Dimenticatevi l'odore acre dei wonton fritti e delle padellate di spaghetti di soia in agrodolce che impregnano i vestiti. Miracolo dell'era Expo. La rivoluzione del food milanese ha portato una ventata di glamour e di qualità anche nella ristorazione cinese. Il merito va ad alcuni pionieri della nouvelle vague con gli occhi a mandorla che, lontanissimi dagli stereotipi kitsch di Chinatown, hanno aperto in questi mesi veri e propri templi dell'alta cucina cinese. Dove, tra design d'avanguardia e cantine internazionali, si può finalmente scoprire un meraviglioso patrimonio gastronomico, rivisitato in chiave contemporanea e in un format più vicino a quello a cui ci ha abituato il modello giapponese. I protagonisti di questa avventura sono essenzialmente due: il primo è Ike Wang, importante imprenditore della regione dello Zhejiang, fondatore a Milano dell'elegantissimo Bon Wei di via Castelvetro e del Dim Sum di via Nino Bixio 29. L'obbiettivo (centrato) è quello di presentare una cucina autenticamente cinese con nuovi accostamenti anche con vini pregiati. Non solo: quella dei dim sum, i ravioli preparati in cento ricette con farine e ingredienti di alta qualità, rappresenta ormai una moda in città simile a quella delle tapas. In un locale raffinato locale interamente progettato dal designer Carlo Samarati, la carta di Dim Sum propone una festa di piccole portate, eseguite secondo ricette tradizionali con ingredienti freschi fatti a mano da un gruppo una brigata di cuochi specializzati, che impasta e cucina rigorosamente a vista. I dim sum vengono portati in tavola nei cesti di bambù e sulle ceramiche Villeroy & Boch.

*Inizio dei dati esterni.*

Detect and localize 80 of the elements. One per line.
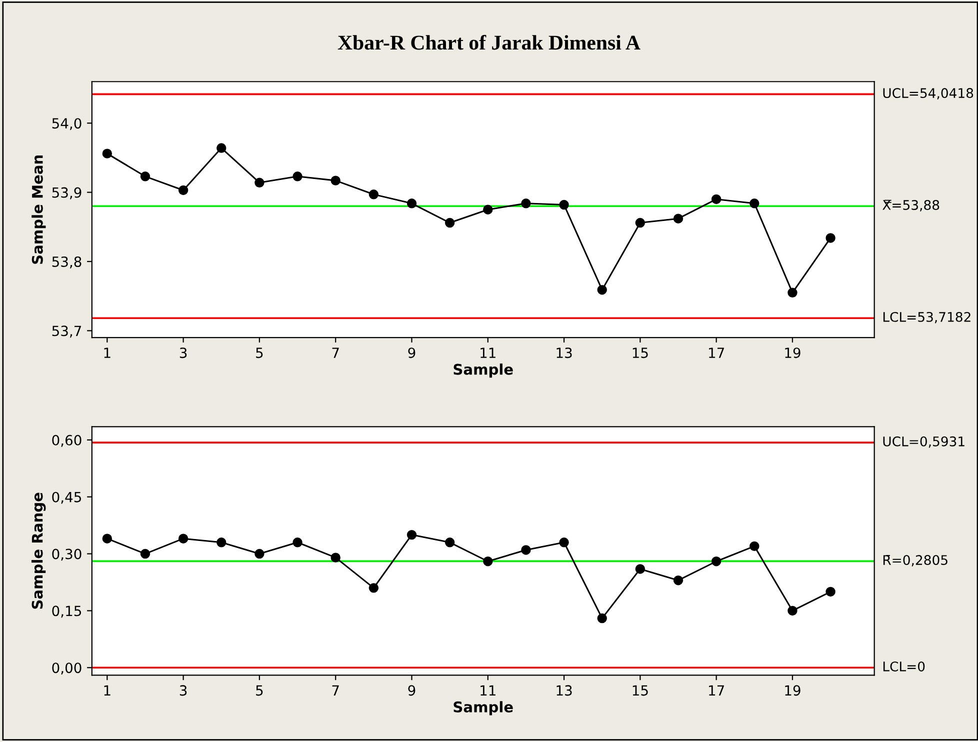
y-tick-label: 0,45	[52, 492, 81, 504]
point	[292, 172, 302, 182]
point	[483, 556, 493, 566]
point	[254, 548, 264, 559]
ref-line-label: UCL=54,0418	[883, 88, 974, 100]
point	[559, 200, 569, 210]
point	[178, 185, 188, 196]
y-tick-label: 53,7	[52, 326, 82, 338]
point	[140, 172, 150, 182]
x-tick-label: 13	[556, 685, 572, 696]
x-tick-label: 11	[480, 685, 496, 696]
ref-line-label: UCL=0,5931	[883, 436, 964, 448]
point	[673, 575, 684, 586]
point	[826, 233, 836, 243]
ref-line-label: R̄=0,2805	[883, 554, 948, 566]
y-tick-label: 0,60	[52, 434, 82, 447]
point	[521, 198, 531, 208]
y-tick-label: 0,15	[52, 606, 81, 618]
point	[178, 534, 188, 544]
point	[635, 564, 646, 574]
ref-line-label: LCL=53,7182	[883, 312, 970, 324]
ref-line-label: X̿=53,88	[882, 200, 940, 212]
point	[826, 586, 836, 597]
point	[444, 538, 455, 548]
point	[292, 538, 302, 548]
x-axis-title: Sample	[454, 701, 513, 716]
x-tick-label: 15	[632, 685, 648, 696]
y-axis-title: Sample Mean	[32, 155, 46, 264]
x-tick-label: 11	[480, 348, 496, 358]
x-tick-label: 13	[556, 348, 572, 358]
point	[330, 552, 340, 562]
y-axis-title: Sample Range	[32, 492, 46, 609]
point	[140, 548, 150, 559]
x-tick-label: 3	[180, 685, 187, 696]
point	[788, 606, 798, 616]
point	[330, 176, 340, 186]
point	[788, 288, 798, 298]
x-tick-label: 9	[408, 348, 416, 358]
point	[597, 613, 607, 624]
x-tick-label: 15	[632, 348, 648, 358]
x-axis-title: Sample	[454, 364, 513, 378]
point	[711, 194, 722, 204]
point	[444, 218, 455, 228]
x-tick-label: 19	[785, 685, 800, 696]
point	[406, 198, 417, 208]
point	[750, 198, 760, 208]
x-tick-label: 19	[785, 348, 800, 358]
point	[406, 530, 417, 540]
x-tick-label: 17	[709, 685, 724, 696]
point	[368, 190, 379, 200]
point	[483, 204, 493, 214]
y-tick-label: 53,8	[52, 256, 82, 268]
x-tick-label: 17	[709, 348, 724, 358]
point	[635, 218, 646, 228]
point	[216, 538, 226, 548]
y-tick-label: 0,30	[52, 548, 82, 561]
x-tick-label: 7	[332, 348, 339, 358]
x-tick-label: 1	[104, 348, 110, 358]
x-tick-label: 3	[180, 348, 187, 358]
x-tick-label: 5	[256, 685, 263, 696]
point	[750, 541, 760, 552]
point	[521, 545, 531, 555]
point	[254, 178, 264, 188]
ref-line-label: LCL=0	[883, 661, 925, 672]
x-tick-label: 9	[408, 685, 416, 696]
point	[216, 143, 226, 153]
point	[559, 538, 569, 548]
chart-title: Xbar-R Chart of Jarak Dimensi A	[338, 34, 640, 50]
y-tick-label: 0,00	[52, 662, 82, 675]
point	[102, 534, 112, 544]
x-tick-label: 7	[332, 685, 339, 696]
point	[673, 214, 684, 224]
point	[711, 556, 722, 566]
x-tick-label: 1	[104, 685, 110, 696]
point	[102, 148, 112, 158]
y-tick-label: 54,0	[52, 118, 82, 130]
y-tick-label: 53,9	[52, 187, 82, 200]
point	[597, 285, 607, 295]
x-tick-label: 5	[256, 348, 263, 358]
point	[368, 583, 379, 593]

La seconda protagonista della «Cina chic» a Milano è l'affascinante Giulia Liu, originaria del sud di Shangai, che con la sua famiglia ha rivoluzionato il concetto di cucina orientale di qualità a Milano. Dopo la fortunata esperienza di «Iyo» in via Piero della Francesca (unico orientale stellato d'Italia), la Liu ha recentemente inaugurato il suo «Gong» in corso Concordia 8, un ristorante in elegante stile fashion dove lo chef Keisuke Koga (l'unico di origini... giapponesi) rivisita la cucina cinese con creatività e gusto.

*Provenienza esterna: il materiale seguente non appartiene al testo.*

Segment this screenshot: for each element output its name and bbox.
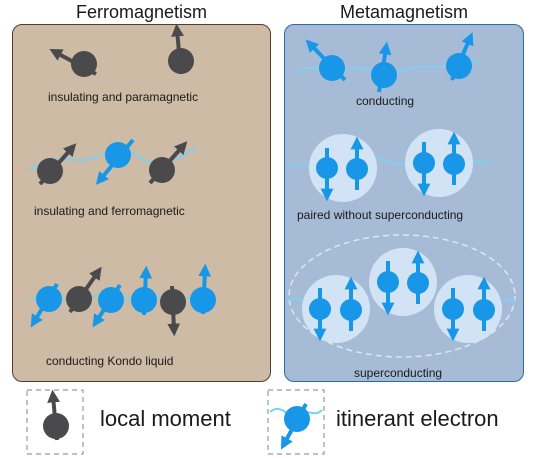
metamagnetism-heading: Metamagnetism <box>339 2 469 22</box>
cooper-pair <box>434 275 502 343</box>
kondo-liquid-moments <box>29 263 216 337</box>
local-moment-icon <box>66 266 102 314</box>
paramagnetic-moments <box>49 23 194 77</box>
paired-electrons <box>291 129 491 202</box>
legend-itinerant-electron-swatch <box>267 389 325 455</box>
label-conducting-kondo-liquid: conducting Kondo liquid <box>46 354 174 368</box>
local-moment-icon <box>148 141 188 185</box>
itinerant-electron-icon <box>30 282 62 328</box>
local-moment-icon <box>168 23 194 75</box>
cooper-pair <box>302 275 370 343</box>
legend-local-moment-swatch <box>26 389 84 455</box>
ferromagnetic-moments <box>29 138 197 186</box>
cooper-pair <box>405 129 473 197</box>
label-insulating-ferromagnetic: insulating and ferromagnetic <box>34 204 185 218</box>
itinerant-electron-icon <box>92 283 124 328</box>
local-moment-icon <box>49 48 97 77</box>
superconducting-condensate <box>288 234 517 358</box>
itinerant-electron-icon <box>190 263 216 315</box>
local-moment-icon <box>37 143 77 186</box>
ferromagnetism-heading: Ferromagnetism <box>75 2 208 22</box>
itinerant-electron-icon <box>305 39 347 82</box>
legend-local-moment-label: local moment <box>100 406 231 431</box>
itinerant-electron-icon <box>95 138 135 185</box>
ferromagnetism-panel <box>12 24 271 382</box>
label-insulating-paramagnetic: insulating and paramagnetic <box>48 90 199 104</box>
local-moment-icon <box>160 285 186 337</box>
label-superconducting: superconducting <box>354 366 443 380</box>
label-conducting: conducting <box>356 94 415 108</box>
cooper-pair <box>309 134 377 202</box>
itinerant-electron-icon <box>446 32 474 81</box>
label-paired-without-superconducting: paired without superconducting <box>297 208 464 222</box>
itinerant-electron-icon <box>371 41 397 93</box>
itinerant-electron-icon <box>131 265 157 316</box>
cooper-pair <box>369 248 437 316</box>
conducting-electrons <box>294 32 479 93</box>
legend-itinerant-electron-label: itinerant electron <box>336 406 499 431</box>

«È un'idea che maturavo da molti anni; del resto l'alta cucina cinese era qualcosa che mancava in Italia, ma non certo nella grandi capitali internazionali come Londra, Parigi e Ñew York» dice la Liu, che ha studiato moda e che ha affidato al sommelier Mototsugu Hayashi la selezione dei vini scelti tra le migliori cantine internazionali. «Il mio primo obbiettivo è stato quello di creare un ristorante davvero internazionale dove le contaminazioni tra i piatti cinesi e altre tradizioni si coniugassero con una fascinazione visiva. E infatti i nostri piatti sono lungamente studiati anche negli accostamenti cromatici dai nostri cuochi che provengono da diverse regioni della Cina». Grande spazio anche alle cruditè e alle spezie, non soltanto in omaggio della tradizione giapponese «ma anche perchè a Shangai il crudo esiste da sempre».

Le contaminazioni, però, non risparmiano l'Italia e sulla carta compaiono piatti come la tartare di gamberi rossi di Mazzara con salsa di mango e la Caprese... cinese con avocado, pomodoro ramato e tofu con salsa al sesamo bianco.